Without sustained usage, token consumption becomes irrelevant, and the potential for cloud services diminishes. Furthermore, Codex’s recent actions have raised the benchmark. Users may have previously been unaware of the capabilities of agent tools and settled for less, but with Codex’s accessibility, transparent pricing, and smooth experience, user expectations have shifted.

Once expectations are elevated, users will quickly lose patience with products that are functional but not user-friendly.

How Long Can the Domestic “Lobster Dream” Last?

So, how will this battle ultimately unfold? One detail is noteworthy: on the same day Codex launched on mobile, OpenAI disclosed that over 4 million people are using Codex weekly. This indicates that the adoption of agent tools is happening faster than most anticipated, and the window of opportunity is closing.

For domestic manufacturers, the most significant threat is not today. Currently, Codex has not fully integrated into the Chinese language environment or deeply connected with domestic office ecosystems, and localization efforts are nearly non-existent. However, the question remains: how long can these barriers hold?

As people around them start using Codex to complete tasks, the comparative disadvantage of local products will shift from data to reputation, and from reputation to user attrition.

More critically, the essence of this competition is not a product battle but a model battle. The accumulation of model capabilities requires time and resources, with no shortcuts.

Domestic manufacturers face two paths: one is to continue catching up with general agent capabilities and compete directly.
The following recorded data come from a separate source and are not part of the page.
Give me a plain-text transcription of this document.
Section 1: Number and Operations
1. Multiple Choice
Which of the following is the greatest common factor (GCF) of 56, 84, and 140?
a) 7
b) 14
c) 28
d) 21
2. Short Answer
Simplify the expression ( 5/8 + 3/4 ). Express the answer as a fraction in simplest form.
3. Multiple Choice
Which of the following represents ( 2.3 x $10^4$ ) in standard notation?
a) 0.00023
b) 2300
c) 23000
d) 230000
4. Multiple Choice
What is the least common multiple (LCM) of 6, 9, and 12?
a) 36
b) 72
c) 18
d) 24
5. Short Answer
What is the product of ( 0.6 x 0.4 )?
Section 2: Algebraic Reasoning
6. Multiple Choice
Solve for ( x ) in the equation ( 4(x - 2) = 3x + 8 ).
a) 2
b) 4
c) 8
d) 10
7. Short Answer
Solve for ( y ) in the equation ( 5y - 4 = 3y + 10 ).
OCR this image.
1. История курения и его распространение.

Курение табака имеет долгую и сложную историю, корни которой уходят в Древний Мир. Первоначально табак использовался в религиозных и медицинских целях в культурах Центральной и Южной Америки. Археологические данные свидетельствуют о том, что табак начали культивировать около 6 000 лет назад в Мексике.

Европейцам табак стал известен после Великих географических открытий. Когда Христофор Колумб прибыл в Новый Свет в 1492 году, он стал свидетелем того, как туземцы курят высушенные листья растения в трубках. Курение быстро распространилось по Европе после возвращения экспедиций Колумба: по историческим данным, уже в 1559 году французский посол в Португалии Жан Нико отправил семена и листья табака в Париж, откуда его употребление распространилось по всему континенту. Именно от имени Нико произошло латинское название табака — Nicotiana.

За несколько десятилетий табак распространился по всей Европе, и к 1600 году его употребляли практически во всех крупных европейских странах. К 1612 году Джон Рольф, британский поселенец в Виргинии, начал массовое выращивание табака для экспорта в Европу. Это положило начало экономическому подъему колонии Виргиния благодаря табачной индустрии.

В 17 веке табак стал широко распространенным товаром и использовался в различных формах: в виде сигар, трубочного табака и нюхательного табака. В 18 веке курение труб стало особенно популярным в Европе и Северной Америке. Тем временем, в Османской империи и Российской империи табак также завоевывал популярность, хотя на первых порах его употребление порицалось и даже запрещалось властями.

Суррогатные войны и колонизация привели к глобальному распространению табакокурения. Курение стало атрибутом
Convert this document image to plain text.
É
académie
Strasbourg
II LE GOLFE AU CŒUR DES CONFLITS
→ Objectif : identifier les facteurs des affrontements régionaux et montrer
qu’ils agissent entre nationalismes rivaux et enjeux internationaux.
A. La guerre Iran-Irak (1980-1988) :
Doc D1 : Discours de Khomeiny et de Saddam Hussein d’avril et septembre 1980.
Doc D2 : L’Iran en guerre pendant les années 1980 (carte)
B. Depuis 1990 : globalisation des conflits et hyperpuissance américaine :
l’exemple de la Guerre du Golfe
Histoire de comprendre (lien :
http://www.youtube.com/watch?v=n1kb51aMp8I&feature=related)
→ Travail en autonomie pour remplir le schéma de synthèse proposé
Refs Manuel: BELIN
This path is the hardest, requiring genuine investment in models rather than just ecosystem packaging. However, if successful, the rewards could be substantial. The other path is to abandon general capabilities and focus on vertical markets like healthcare, law, manufacturing, and government affairs, where data security, local deployment, and industry knowledge are crucial, presenting an advantage for local firms.

Regardless of the path chosen, one thing is clear: the era of attracting users solely through the “lobster” concept is over.